En 1946 nous avons eu enfin liberté de retourner pour un court séjour en France, mais dans quel état avons-nous retrouvé notre pauvre Patrie après-guerre, occupation, guérillas, vols, assassinats, désordre social et tribunaux d’exception. Humiliés en Égypte, désabusés, le cœur crevé chez nous, où nous réfugier dans cette détresse générale ?
– Notre asile normand saccagé et pillé.
– L’appartement de Cannes occupé par une Russe et un garagiste qui s’y incrustaient sans payer.

Nous décidons alors de rentrer à Alexandrie. Là bouleversement incroyable de toutes les administrations ; le Conseil Quarantenaire vient d’être supprimé et remplacé par une sorte de quarantaine mondiale, de tête américaine et où se précipitent, sans titres spéciaux, un tas de profiteurs internationaux qui ne connaissent rien à nos méthodes éprouvées. Notre beau palais neuf du boulevard de Mer est pris d’assaut et nous sommes tous priés de déménager.
C’est en face du Sporting que nous transportons nos pénates ; son parc immense remplacera notre jardin de poche et pendant ce temps l’appartement si vaste et si coloré est destiné à de multiples bureaux.

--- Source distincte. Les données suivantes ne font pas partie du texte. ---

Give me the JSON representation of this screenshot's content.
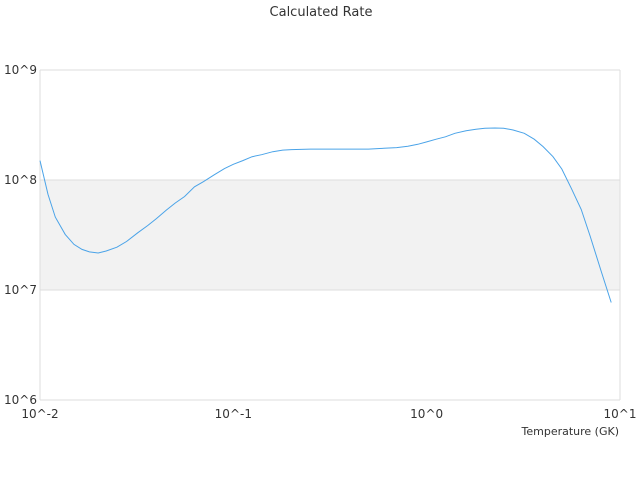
{
  "chart_data": {
    "type": "line",
    "title": "Calculated Rate",
    "xlabel": "Temperature (GK)",
    "ylabel": "",
    "x_scale": "log",
    "y_scale": "log",
    "xlim": [
      0.01,
      10
    ],
    "ylim": [
      1000000,
      1000000000
    ],
    "x_ticks": [
      {
        "value": 0.01,
        "label": "10^-2"
      },
      {
        "value": 0.1,
        "label": "10^-1"
      },
      {
        "value": 1,
        "label": "10^0"
      },
      {
        "value": 10,
        "label": "10^1"
      }
    ],
    "y_ticks": [
      {
        "value": 1000000,
        "label": "10^6"
      },
      {
        "value": 10000000,
        "label": "10^7"
      },
      {
        "value": 100000000,
        "label": "10^8"
      },
      {
        "value": 1000000000,
        "label": "10^9"
      }
    ],
    "grid": true,
    "legend": "none",
    "band_color": "#f2f2f2",
    "line_color": "#4aa3e8",
    "series": [
      {
        "x": [
          0.01,
          0.011,
          0.012,
          0.0135,
          0.015,
          0.0165,
          0.018,
          0.02,
          0.022,
          0.025,
          0.028,
          0.032,
          0.036,
          0.04,
          0.045,
          0.05,
          0.056,
          0.063,
          0.07,
          0.08,
          0.09,
          0.1,
          0.112,
          0.125,
          0.14,
          0.16,
          0.18,
          0.2,
          0.25,
          0.3,
          0.35,
          0.4,
          0.5,
          0.6,
          0.7,
          0.8,
          0.9,
          1.0,
          1.12,
          1.25,
          1.4,
          1.6,
          1.8,
          2.0,
          2.25,
          2.5,
          2.8,
          3.2,
          3.6,
          4.0,
          4.5,
          5.0,
          5.6,
          6.3,
          7.0,
          8.0,
          9.0
        ],
        "y": [
          150000000,
          74000000,
          46000000,
          32000000,
          26000000,
          23400000,
          22200000,
          21700000,
          22600000,
          24500000,
          27600000,
          33100000,
          38500000,
          44600000,
          53200000,
          61700000,
          70800000,
          86700000,
          96600000,
          112000000,
          127000000,
          139000000,
          150000000,
          163000000,
          170000000,
          181000000,
          187000000,
          189000000,
          191000000,
          191000000,
          191000000,
          191000000,
          191000000,
          194000000,
          197000000,
          203000000,
          211000000,
          222000000,
          235000000,
          247000000,
          266000000,
          280000000,
          289000000,
          295000000,
          297000000,
          296000000,
          285000000,
          266000000,
          235000000,
          201000000,
          163000000,
          126000000,
          84000000,
          54000000,
          31000000,
          14700000,
          7700000
        ]
      }
    ]
  }
}
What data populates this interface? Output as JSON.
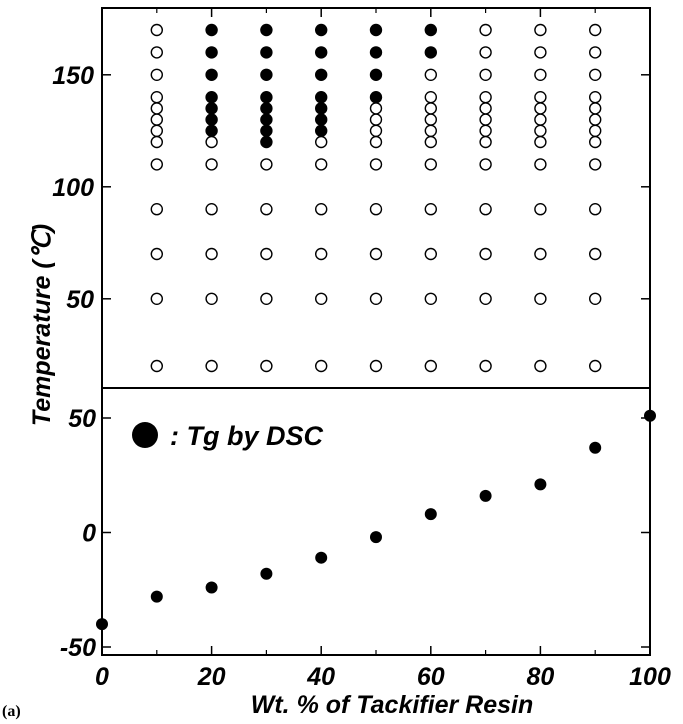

Le théâtre en rond, bleu et rouge, le printemps normand, mauve et vert et les cheminées de marbre rose recevront un nouvel enduit de ripolin moutarde et chocolat.
Mais nous ne perdons pas courage. Mon mari prend à tâche de rénover l’hôpital français, avec un vrai succès et j’ai retrouvé mes dispensaires, mes consultations externes, mes infirmières dans toutes les œuvres de charité dont je m’occupais avant-guerre. Madame le Docteur vient de renaître.

Avec nos retraites nous pouvions vivre petitement et nous gardions quelques amis fidèles dans une intimité journalière. Nous vivions heureux de nouveau ayant retrouvé l’Egypte simplette de notre arrivée en 1911.